Yes, I had my laptop connected directly to BI computer and no other network devices were connected. I checked with another personal laptop and I confirmed that I get an IP address assisgment but it is in the range 169.254.x.x. So I'm not sure what's going on there.

How do I check my partitions for rogue OS or other nefarious things?

 

[concord]

169.254.xxx.xxx is a default private network range, basically if that shows up on a Windows machine, it means it didn't connect to any network.

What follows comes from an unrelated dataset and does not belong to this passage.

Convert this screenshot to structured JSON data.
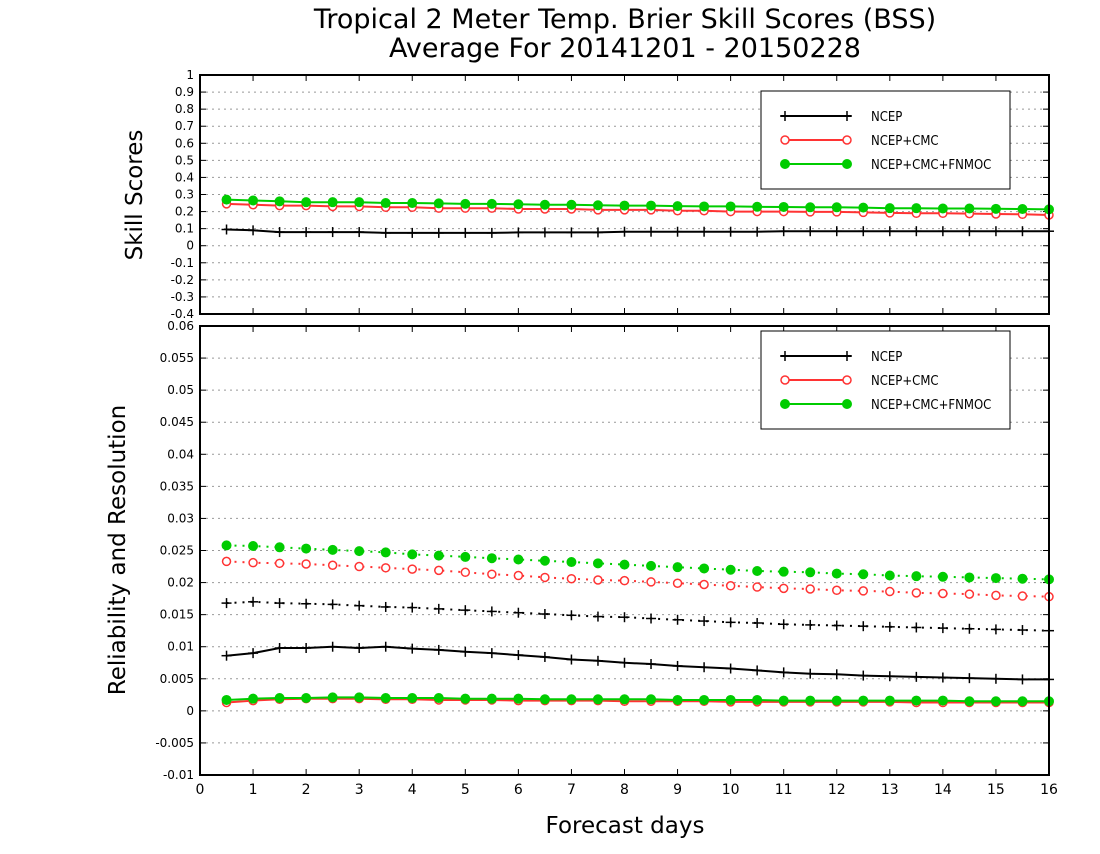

EDIT: Found a link that explains it more: How to Fix 169.254.X.X - "Invalid IP Config" Issue on Windows - Appuals.com

 

[c hris527]

Concord is correct, the second client did NOT pick up a ip address from your windows machine, that is the IP address windows machine defaults to when no dhcp server is found on the network. Just make sure ICS (Internet Connection service) is NOT running in services on your B.I. server. If it is then disable it.


If you want to make sure no Malware is running, you could download Malwarebytes or Hitman pro and run the trial version, If you have something going on it will find it.